La duda, entonces, ya no es quién ganó el cónclave, sino si la elegida se atreverá a excomulgar a los viejos sacerdotes de la Transformación y ordenar su propia iglesia. ¿Le permitirán ejercer el papado o le aplicarán penitencia y la mandarán al convento de Santa Ignominia, donde otras herederas del trono sexenal purgan su soberbia?
Hoy se debate el verdadero poder: ¿la presidenta tendrá el control de Morena y del Estado, o apenas gobernará en nombre de la Trinidad? Porque una cosa es habemus presidenta y otra muy distinta es habemus poder. En esta iglesia, el dogma se dicta desde las alturas y el púlpito se comparte solo por voluntad del Altísimo.
En esta iglesia obradorista, el papa emérito no se jubilará en Castel Gandolfo. Andrés Manuel, con su manto sagrado de 30 millones de votos, aspira a seguir dictando encíclicas desde su retiro en Palenque. Lo dijo sin rubor: “yo ya no voy a opinar, pero sí tengo derecho a disentir… desde mi rancho”. Traducción libre: Claudia gobernará, pero Andy y yo rezaremos por ella. O la excomulgamos.
El cónclave, por tanto, no es para elegir a un líder, sino para confirmar al o la apóstol con los méritos suficientes para heredar el Evangelio de la Transformación. La elegida, Claudia I de Tlalpan, ya fue ungida, aunque a su alrededor pululan algunos Judas. A su lado, el infaltable secretario del Sacro Colegio: Andy, el príncipe consorte, el vocero que no habla, pero manda. Y en el ala izquierda del retablo, el cardenal Marcelo, de los votos perdidos y las glorias pasadas, medita si declararse mártir o simplemente hereje.
¿Y el camarlengo? Toda iglesia necesita a su guardián de llaves, el que administra el Vaticano en sede vacante. Aquí no hay sede vacante, pero sí hay un pastor que multiplica las conferencias como panes y peces. El camarlengo, para efectos prácticos, podría ser Alfonso Durazo: monje disciplinado, pero con acceso directo al sumo sacerdote. Nadie lo ve, pero ahí está. A veces en Sonora, a veces en la sacristía nacional. Vela encendida, oído fino.

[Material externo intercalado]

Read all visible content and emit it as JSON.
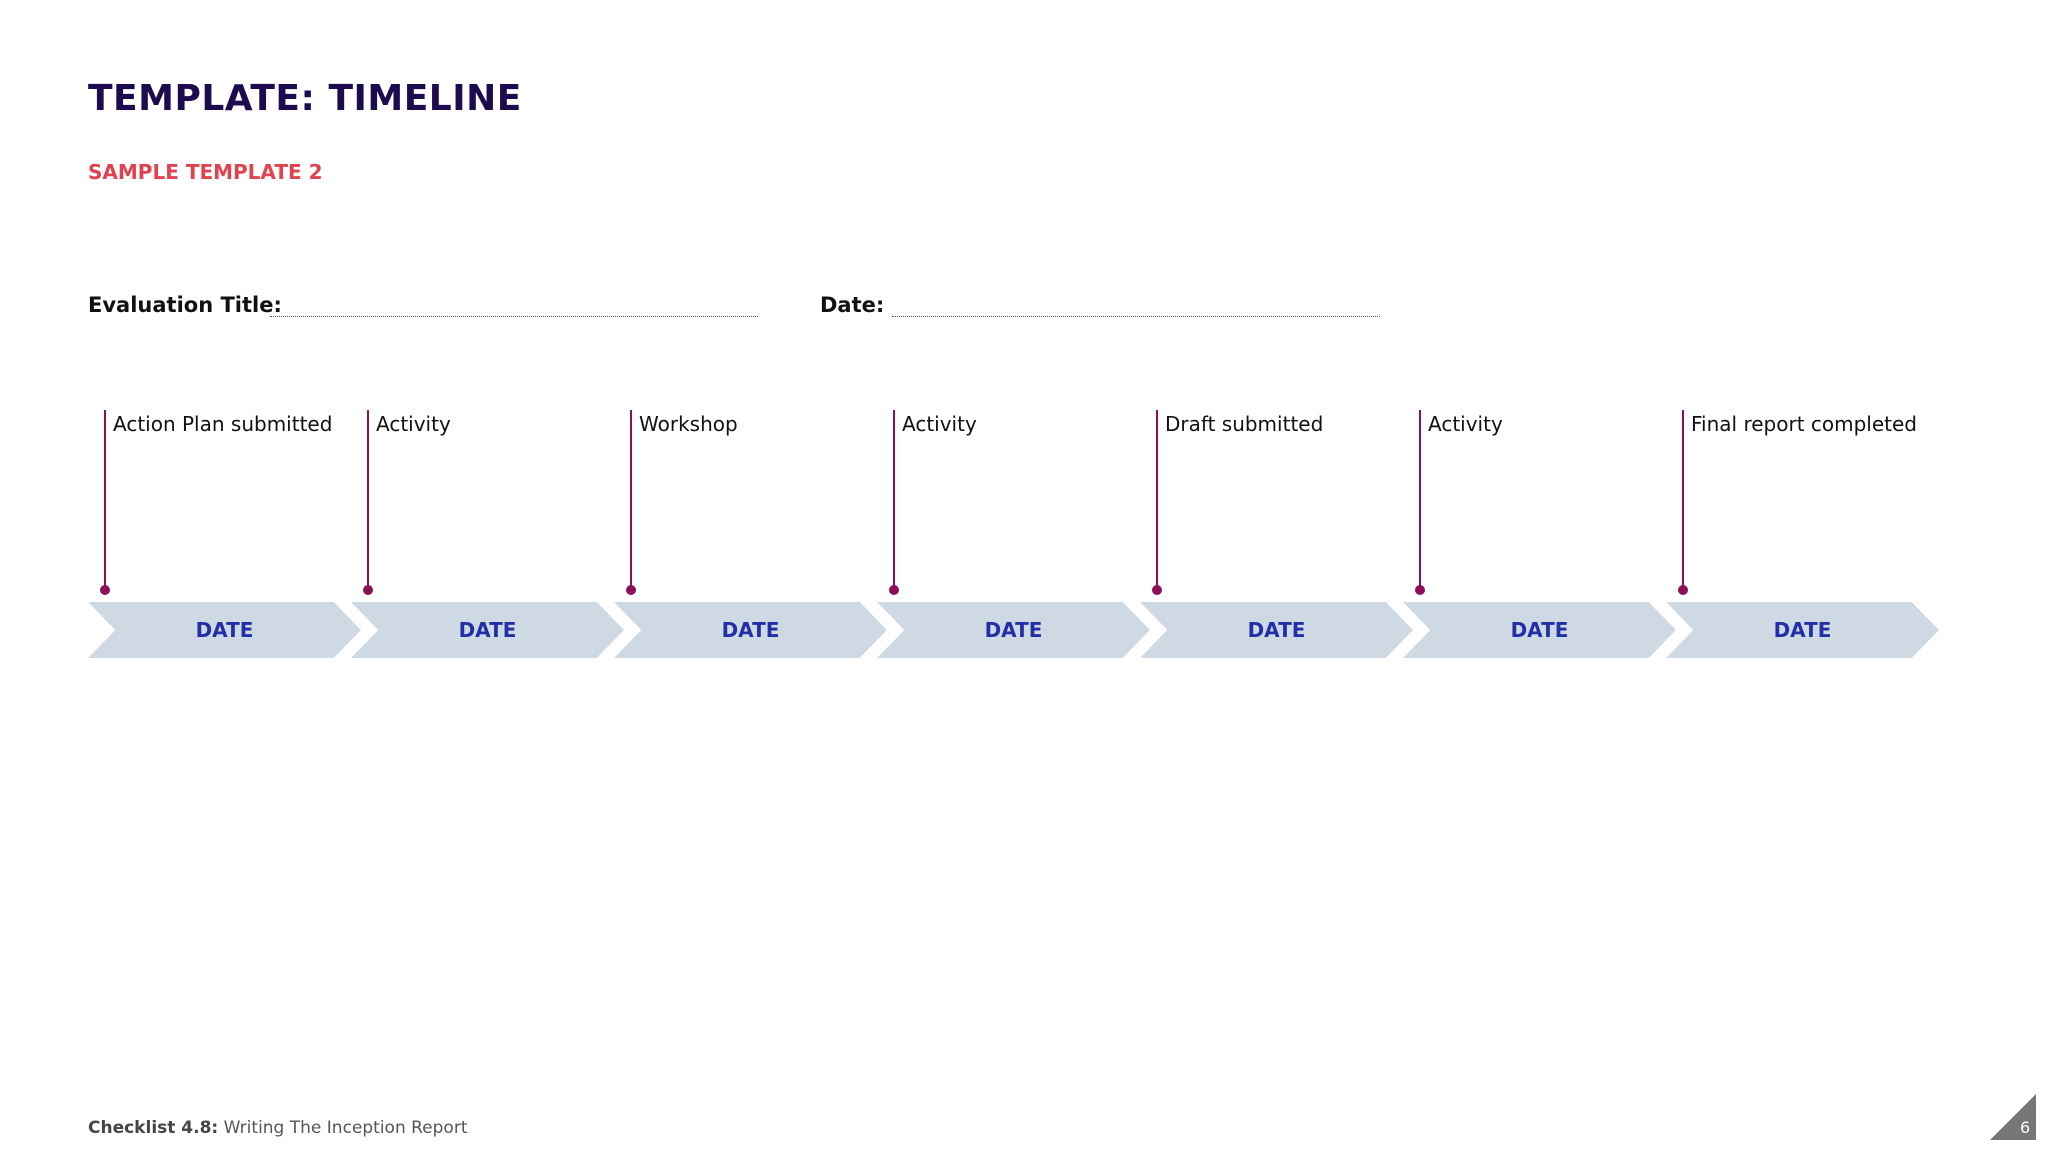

Los rituales se repiten: procesiones con incienso mediático, genuflexiones en las benditas redes sociales, y un aparato eclesiástico que purga a los tibios y premia a los devotos. Todo muy papal, pero sin sotana blanca. Aquí se viste de guinda.
Y en el altar mayor, la Santísima Trinidad de la 4T: En el nombre de Andrés, de Claudia y del Espíritu (Santo) Andy. El dogma está claro: no se cuestiona, se venera. Quien se atreva a discutir la infalibilidad de este nuevo canon corre el riesgo de ser declarado traidor, conservador o, peor aún, fifí.
Amén.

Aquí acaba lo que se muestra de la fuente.